¹ Institute of Epidemiology, GSF National Research Centre for Environment and Health, Ingolstädter Landstraße 1, D-85764 Neuherberg, Germany, ² IBE, Chair of Epidemiology, University of Munich, Munich, Germany, ³ German Diabetes Clinic, German Diabetes Centre, Leibniz Institute at Heinrich Heine University, Düsseldorf, Germany, ⁴ Institute of Biometrics and Epidemiology, German Diabetes Centre, Leibniz Institute at Heinrich Heine University, Düsseldorf, Germany and ⁵ Else Kröner-Fresenius-Centre for Nutritional Medicine, Technical University Munich, Freising/Weihenstephan, Germany

(Correspondence should be addressed to T Illig; Email: illig{at}gsf.de)

Objective: Monocyte chemoattractant protein 1 (MCP-1) has been suggested to be involved in the development of several components of metabolic syndrome (MetS).
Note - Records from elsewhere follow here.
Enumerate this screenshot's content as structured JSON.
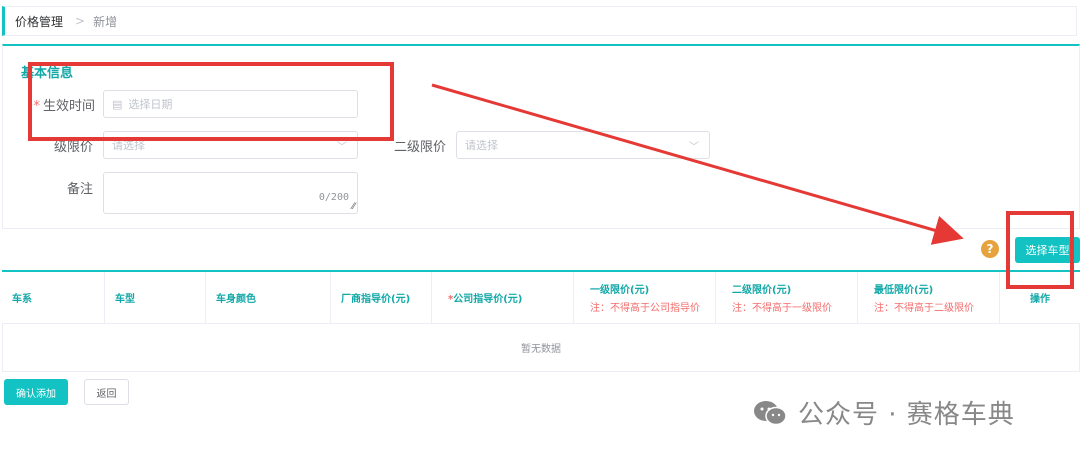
{
  "breadcrumb": {
    "root": "价格管理",
    "separator": ">",
    "current": "新增"
  },
  "form": {
    "section_title": "基本信息",
    "effective_time": {
      "label": "生效时间",
      "placeholder": "选择日期"
    },
    "level1_limit": {
      "label": "级限价",
      "placeholder": "请选择"
    },
    "level2_limit": {
      "label": "二级限价",
      "placeholder": "请选择"
    },
    "remark": {
      "label": "备注",
      "counter": "0/200"
    }
  },
  "toolbar": {
    "help_icon": "?",
    "select_model_label": "选择车型"
  },
  "table": {
    "columns": [
      {
        "title": "车系",
        "note": ""
      },
      {
        "title": "车型",
        "note": ""
      },
      {
        "title": "车身颜色",
        "note": ""
      },
      {
        "title": "厂商指导价(元)",
        "note": ""
      },
      {
        "title": "公司指导价(元)",
        "note": "",
        "required": "*"
      },
      {
        "title": "一级限价(元)",
        "note": "注：不得高于公司指导价"
      },
      {
        "title": "二级限价(元)",
        "note": "注：不得高于一级限价"
      },
      {
        "title": "最低限价(元)",
        "note": "注：不得高于二级限价"
      },
      {
        "title": "操作",
        "note": ""
      }
    ],
    "empty_text": "暂无数据"
  },
  "footer": {
    "confirm_label": "确认添加",
    "back_label": "返回"
  },
  "watermark": {
    "text": "公众号 · 赛格车典"
  },
  "colors": {
    "accent": "#13c2c2",
    "annotation": "#e53935",
    "required": "#f56c6c",
    "help": "#e6a23c"
  },
  "icons": {
    "calendar": "calendar-icon",
    "chevron": "chevron-down-icon",
    "help": "question-icon",
    "wechat": "wechat-icon"
  }
}
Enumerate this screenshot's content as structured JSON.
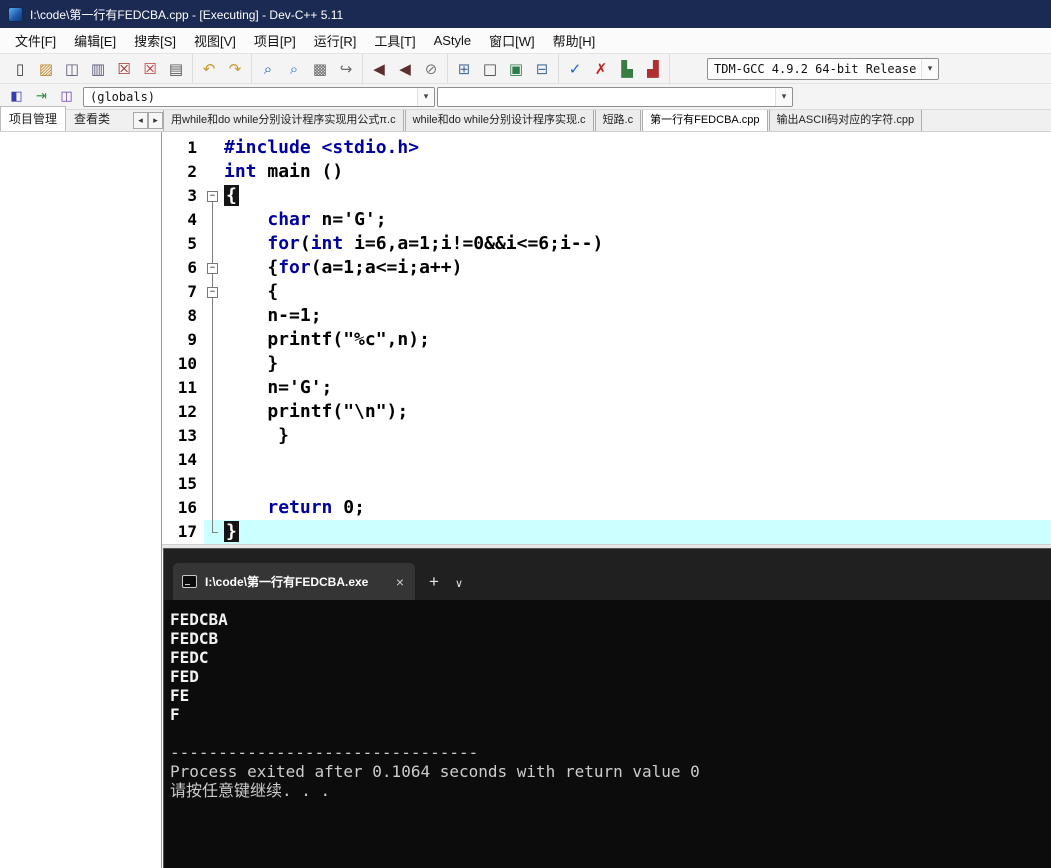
{
  "window": {
    "title": "I:\\code\\第一行有FEDCBA.cpp - [Executing] - Dev-C++ 5.11"
  },
  "icons": {
    "dropdown": "▾",
    "left": "◂",
    "right": "▸"
  },
  "menu": {
    "items": [
      "文件[F]",
      "编辑[E]",
      "搜索[S]",
      "视图[V]",
      "项目[P]",
      "运行[R]",
      "工具[T]",
      "AStyle",
      "窗口[W]",
      "帮助[H]"
    ]
  },
  "toolbar": {
    "compiler": "TDM-GCC 4.9.2 64-bit Release",
    "groups": [
      {
        "buttons": [
          {
            "name": "new-file-button",
            "glyph": "▯",
            "color": "#3a3a3a"
          },
          {
            "name": "open-file-button",
            "glyph": "▨",
            "color": "#c08a2d"
          },
          {
            "name": "save-button",
            "glyph": "◫",
            "color": "#5a5a7a"
          },
          {
            "name": "save-all-button",
            "glyph": "▥",
            "color": "#5a5a7a"
          },
          {
            "name": "close-file-button",
            "glyph": "☒",
            "color": "#a03535"
          },
          {
            "name": "close-all-button",
            "glyph": "☒",
            "color": "#c04040"
          },
          {
            "name": "print-button",
            "glyph": "▤",
            "color": "#555555"
          }
        ]
      },
      {
        "buttons": [
          {
            "name": "undo-button",
            "glyph": "↶",
            "color": "#c79a2e"
          },
          {
            "name": "redo-button",
            "glyph": "↷",
            "color": "#c79a2e"
          }
        ]
      },
      {
        "buttons": [
          {
            "name": "find-button",
            "glyph": "⌕",
            "color": "#1c5fba"
          },
          {
            "name": "find-in-files-button",
            "glyph": "⌕",
            "color": "#3a78c9"
          },
          {
            "name": "replace-button",
            "glyph": "▩",
            "color": "#6a6a6a"
          },
          {
            "name": "goto-line-button",
            "glyph": "↪",
            "color": "#6a6a6a"
          }
        ]
      },
      {
        "buttons": [
          {
            "name": "back-button",
            "glyph": "◀",
            "color": "#5c2e2e"
          },
          {
            "name": "forward-button",
            "glyph": "◀",
            "color": "#5c2e2e"
          },
          {
            "name": "abort-button",
            "glyph": "⊘",
            "color": "#7a7a7a"
          }
        ]
      },
      {
        "buttons": [
          {
            "name": "compile-button",
            "glyph": "⊞",
            "color": "#4a6fa5"
          },
          {
            "name": "run-button",
            "glyph": "□",
            "color": "#444444"
          },
          {
            "name": "compile-run-button",
            "glyph": "▣",
            "color": "#2f7d4f"
          },
          {
            "name": "rebuild-button",
            "glyph": "⊟",
            "color": "#4a6fa5"
          }
        ]
      },
      {
        "buttons": [
          {
            "name": "syntax-check-button",
            "glyph": "✓",
            "color": "#1f5fd0"
          },
          {
            "name": "stop-execution-button",
            "glyph": "✗",
            "color": "#c02020"
          },
          {
            "name": "profile-button",
            "glyph": "▙",
            "color": "#3a7d44"
          },
          {
            "name": "profile-analysis-button",
            "glyph": "▟",
            "color": "#b03030"
          }
        ]
      }
    ],
    "extra_buttons": [
      {
        "name": "goto-declaration-button",
        "glyph": "◧",
        "color": "#3b3bb0"
      },
      {
        "name": "goto-implementation-button",
        "glyph": "⇥",
        "color": "#2d8a3e"
      },
      {
        "name": "class-browser-button",
        "glyph": "◫",
        "color": "#6a3ab0"
      }
    ],
    "globals": "(globals)",
    "members": ""
  },
  "panel": {
    "tabs": [
      "项目管理",
      "查看类"
    ]
  },
  "editor_tabs": {
    "active": 3,
    "items": [
      "用while和do while分别设计程序实现用公式π.c",
      "while和do while分别设计程序实现.c",
      "短路.c",
      "第一行有FEDCBA.cpp",
      "输出ASCII码对应的字符.cpp"
    ]
  },
  "editor": {
    "lines": [
      {
        "n": 1,
        "fold": "none",
        "segs": [
          [
            "kw",
            "#include <stdio.h>"
          ]
        ]
      },
      {
        "n": 2,
        "fold": "none",
        "segs": [
          [
            "kw",
            "int"
          ],
          [
            "pl",
            " main ()"
          ]
        ]
      },
      {
        "n": 3,
        "fold": "box-start",
        "segs": [
          [
            "br",
            "{"
          ]
        ]
      },
      {
        "n": 4,
        "fold": "line",
        "segs": [
          [
            "pl",
            "    "
          ],
          [
            "kw",
            "char"
          ],
          [
            "pl",
            " n='G';"
          ]
        ]
      },
      {
        "n": 5,
        "fold": "line",
        "segs": [
          [
            "pl",
            "    "
          ],
          [
            "kw",
            "for"
          ],
          [
            "pl",
            "("
          ],
          [
            "kw",
            "int"
          ],
          [
            "pl",
            " i=6,a=1;i!=0&&i<=6;i--)"
          ]
        ]
      },
      {
        "n": 6,
        "fold": "box-mid",
        "segs": [
          [
            "pl",
            "    {"
          ],
          [
            "kw",
            "for"
          ],
          [
            "pl",
            "(a=1;a<=i;a++)"
          ]
        ]
      },
      {
        "n": 7,
        "fold": "box-mid",
        "segs": [
          [
            "pl",
            "    {"
          ]
        ]
      },
      {
        "n": 8,
        "fold": "line",
        "segs": [
          [
            "pl",
            "    n-=1;"
          ]
        ]
      },
      {
        "n": 9,
        "fold": "line",
        "segs": [
          [
            "pl",
            "    printf(\"%c\",n);"
          ]
        ]
      },
      {
        "n": 10,
        "fold": "line",
        "segs": [
          [
            "pl",
            "    }"
          ]
        ]
      },
      {
        "n": 11,
        "fold": "line",
        "segs": [
          [
            "pl",
            "    n='G';"
          ]
        ]
      },
      {
        "n": 12,
        "fold": "line",
        "segs": [
          [
            "pl",
            "    printf(\"\\n\");"
          ]
        ]
      },
      {
        "n": 13,
        "fold": "line",
        "segs": [
          [
            "pl",
            "     }"
          ]
        ]
      },
      {
        "n": 14,
        "fold": "line",
        "segs": []
      },
      {
        "n": 15,
        "fold": "line",
        "segs": []
      },
      {
        "n": 16,
        "fold": "line",
        "segs": [
          [
            "pl",
            "    "
          ],
          [
            "kw",
            "return"
          ],
          [
            "pl",
            " 0;"
          ]
        ]
      },
      {
        "n": 17,
        "fold": "end",
        "active": true,
        "segs": [
          [
            "br",
            "}"
          ]
        ]
      }
    ]
  },
  "terminal": {
    "tab": "I:\\code\\第一行有FEDCBA.exe",
    "close_icon": "×",
    "new_tab_icon": "+",
    "dropdown_icon": "∨",
    "output": [
      {
        "text": "FEDCBA",
        "bold": true
      },
      {
        "text": "FEDCB",
        "bold": true
      },
      {
        "text": "FEDC",
        "bold": true
      },
      {
        "text": "FED",
        "bold": true
      },
      {
        "text": "FE",
        "bold": true
      },
      {
        "text": "F",
        "bold": true
      },
      {
        "text": "",
        "bold": false
      },
      {
        "text": "--------------------------------",
        "bold": false
      },
      {
        "text": "Process exited after 0.1064 seconds with return value 0",
        "bold": false
      },
      {
        "text": "请按任意键继续. . .",
        "bold": false
      }
    ]
  }
}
The present study investigated the association of nine MCP-1 single nucleotide polymorphisms (SNPs) with MetS, type 2 diabetes mellitus and metabolic risk factors.

Subjects and methods: The population-based study sample comprised 1630 subjects aged 55–74 years from KORA S4 (Cooperative Health Research in the Region of Augsburg Survey 4). Genotyping was carried out by matrix-assisted laser desorption ionization-time of flight (MALDI-TOF) analysis of allele-dependent primer extension products.

Results: The MCP-1 SNP c.-3813C>T exhibited trends for differences between the genotype groups in triglycerides, 2-h glucose and uric acid (P = 0.0084, 0.014, 0.027). Other trends were observed for c.-928G>C associated with height and fasting glucose (P = 0.0024, 0.033), for c.105T>C with height and leukocytes (P = 0.0095, 0.047), for c.*65C>T and c.*3879C>T with MCP-1 levels (both P = 0.012) and for c.-2138A>T with interleukin-6 levels. After correction for multiple testing, none of the analysed SNPs, except c.-928G>C in men showed a significant association with MetS, T2DM or other analysed parameters. Haplotype MCP-1*1 and c.-928G>C in men (P = 0.0002, 0.0004) were significantly associated with an increase in height.

Conclusions: This is the first study to investigate the associations of MCP-1 SNPs with MetS. We found trends for several components of MetS. These parameters were hyperlipidaemia, fasting and 2-h glucose, and uric acid. A new finding is that MCP-1*1 haplotype is associated with height. Further investigation in larger populations is needed to clarify the involvement of MCP-1 in MetS.